Our firm doesn't take the January or February holidays. Yesterday I took the bus but I left a half hour later than usual because I knew there would be no traffic. I don't think the bus driver hit the brake pedal until we got to downtown Portland.
Of course we paid for it on the way home because there was a giant traffic jam from everybody coming home from their surprisingly sunny three-day weekend.
On Sunday I did something that's been on my list forever and I put a bunch of stuff on my iPod that I never seem to listen to at home but would be perfect to listen to on the bus. A friend sent me some comedy shows and I have a spoken word CD that I got from Liz Woody and I have some fairy tales in German and a writing class.
Yesterday during the traffic jam I listened to the comedy shows and Liz and enjoyed the scenic route the bus took to avoid the freeway until the last minute. Listening is underrated.

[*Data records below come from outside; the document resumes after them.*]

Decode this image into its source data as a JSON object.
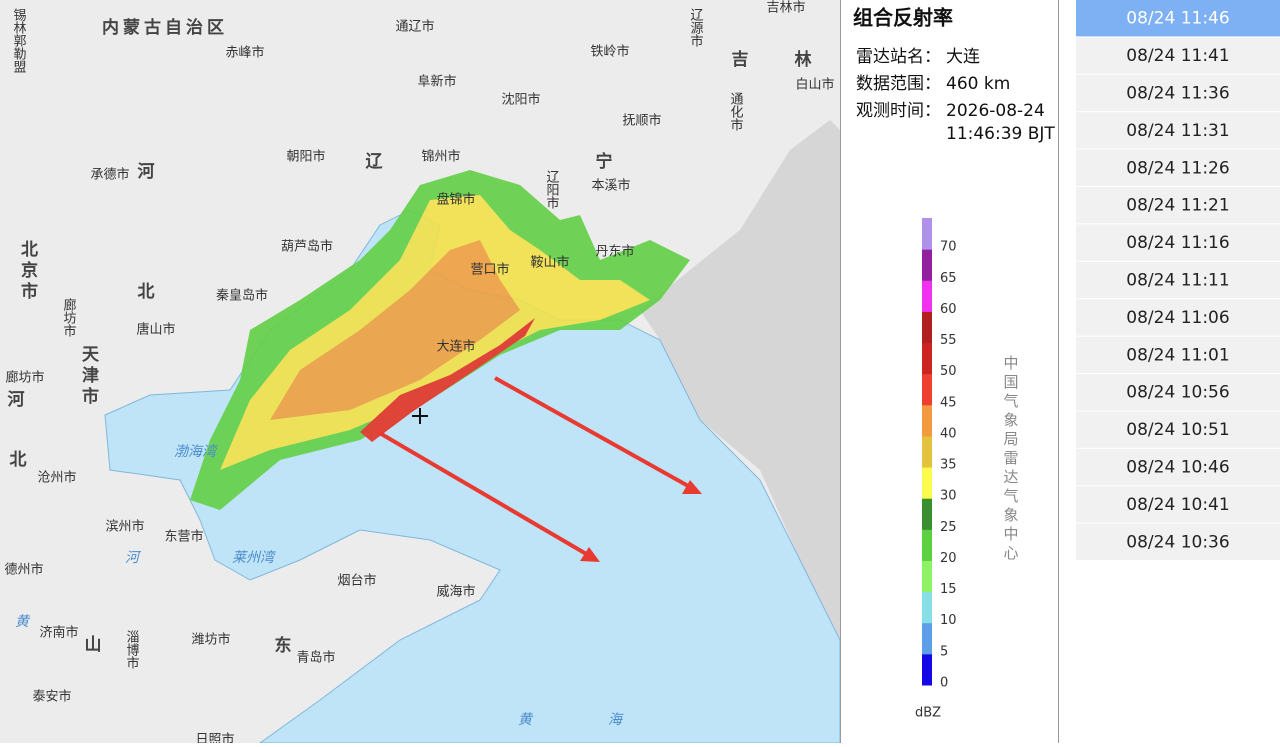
{
  "map": {
    "labels": [
      "锡林郭勒盟",
      "内蒙古自治区",
      "通辽市",
      "赤峰市",
      "铁岭市",
      "辽源市",
      "吉林市",
      "吉",
      "林",
      "白山市",
      "阜新市",
      "沈阳市",
      "抚顺市",
      "通化市",
      "朝阳市",
      "辽",
      "锦州市",
      "宁",
      "承德市",
      "河",
      "辽阳市",
      "本溪市",
      "盘锦市",
      "葫芦岛市",
      "营口市",
      "鞍山市",
      "丹东市",
      "北京市",
      "廊坊市",
      "北",
      "秦皇岛市",
      "唐山市",
      "天津市",
      "大连市",
      "廊坊市",
      "河",
      "北",
      "沧州市",
      "渤海湾",
      "滨州市",
      "东营市",
      "莱州湾",
      "德州市",
      "河",
      "烟台市",
      "威海市",
      "黄",
      "济南市",
      "山",
      "淄博市",
      "潍坊市",
      "东",
      "青岛市",
      "泰安市",
      "黄",
      "海",
      "日照市"
    ]
  },
  "panel": {
    "title": "组合反射率",
    "station_label": "雷达站名：",
    "station": "大连",
    "range_label": "数据范围：",
    "range": "460 km",
    "time_label": "观测时间：",
    "time_date": "2026-08-24",
    "time_clock": "11:46:39 BJT"
  },
  "legend": {
    "levels": [
      0,
      5,
      10,
      15,
      20,
      25,
      30,
      35,
      40,
      45,
      50,
      55,
      60,
      65,
      70
    ],
    "colors": [
      "#1408e6",
      "#5c9ee8",
      "#86dfe6",
      "#8ef266",
      "#5ccf42",
      "#3a8f30",
      "#fbfb4e",
      "#e2c23e",
      "#f29a40",
      "#ee4030",
      "#cc2420",
      "#b0201e",
      "#f032ef",
      "#92209e",
      "#ae92ea"
    ],
    "unit": "dBZ",
    "credit": "中国气象局雷达气象中心"
  },
  "times": [
    "08/24 11:46",
    "08/24 11:41",
    "08/24 11:36",
    "08/24 11:31",
    "08/24 11:26",
    "08/24 11:21",
    "08/24 11:16",
    "08/24 11:11",
    "08/24 11:06",
    "08/24 11:01",
    "08/24 10:56",
    "08/24 10:51",
    "08/24 10:46",
    "08/24 10:41",
    "08/24 10:36"
  ]
}
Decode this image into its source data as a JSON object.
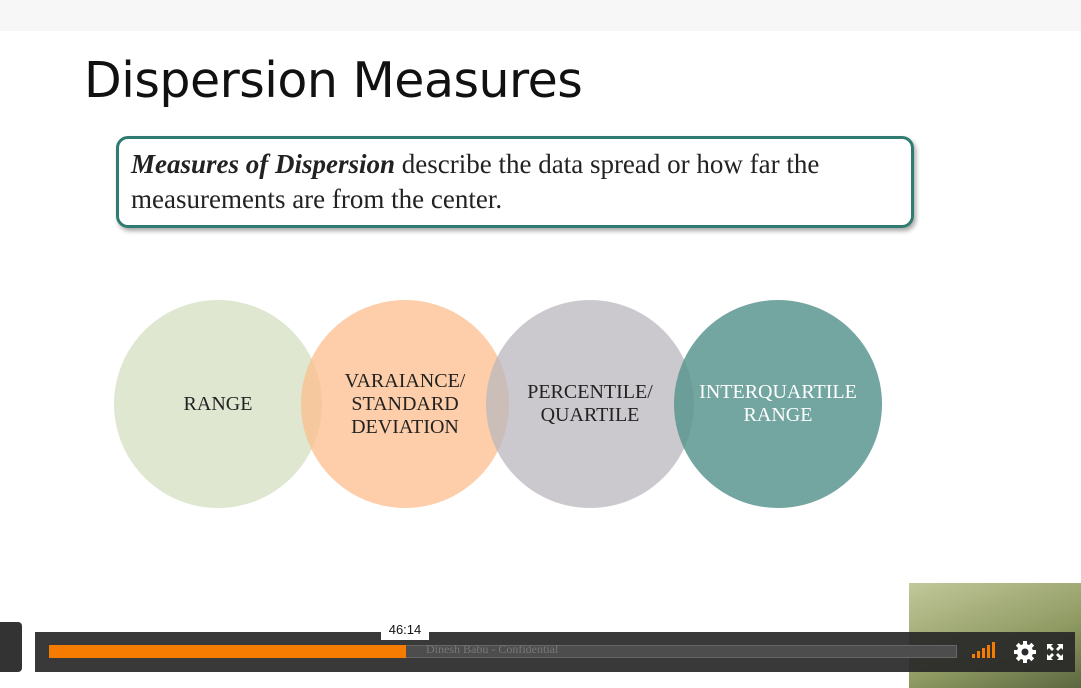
{
  "slide": {
    "title": "Dispersion Measures",
    "definition": {
      "term": "Measures of Dispersion",
      "text": " describe the data spread or how far the measurements are from the center."
    },
    "circles": [
      {
        "lines": [
          "RANGE"
        ]
      },
      {
        "lines": [
          "VARAIANCE/",
          "STANDARD",
          "DEVIATION"
        ]
      },
      {
        "lines": [
          "PERCENTILE/",
          "QUARTILE"
        ]
      },
      {
        "lines": [
          "INTERQUARTILE",
          "RANGE"
        ]
      }
    ],
    "footer": "Dinesh Babu - Confidential"
  },
  "player": {
    "hover_time": "46:14"
  }
}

Another thing I did yesterday was re-read A Good Man Is Hard to Find by Flannery O'Connor which is one of my top three short stories of all time. Another one is De Daumier-Smith's Blue Period by J.D. Salinger and if pressed to choose the third right now, I'd have to pick The Lottery by Shirley Jackson. If nothing else these are all stories that I read over and over and love just as much every time. Maybe love isn't the right word. They're all pretty twisted stories.
A long time ago I wrote a story where some side characters had a band called Flannery and they took their names from characters in this story: Bailey, June Star, John Wesley and Pitty Sing. It seemed awfully clever at the time.
Last night after we turned out the light, I told Bob I'd read the story and he said, "That's the one with the rabbit ears."
"What?" I said, thinking he couldn't possibly remember that from the story.
"The woman wore a bandana tied with rabbit ears on the top."
This is a man who after living in the same home for 10 years still can't remember where half the kitchen stuff goes, yet he remembers a tiny detail from a story he probably read over 20 years ago.
From the first page of the story:
Bailey didn't look up from his reading so she wheeled around then and faced the children's mother, a young woman in slacks, whose face was as broad and innocent as a cabbage and was tied around with a green head-kerchief that had two points on the top like rabbit's ears.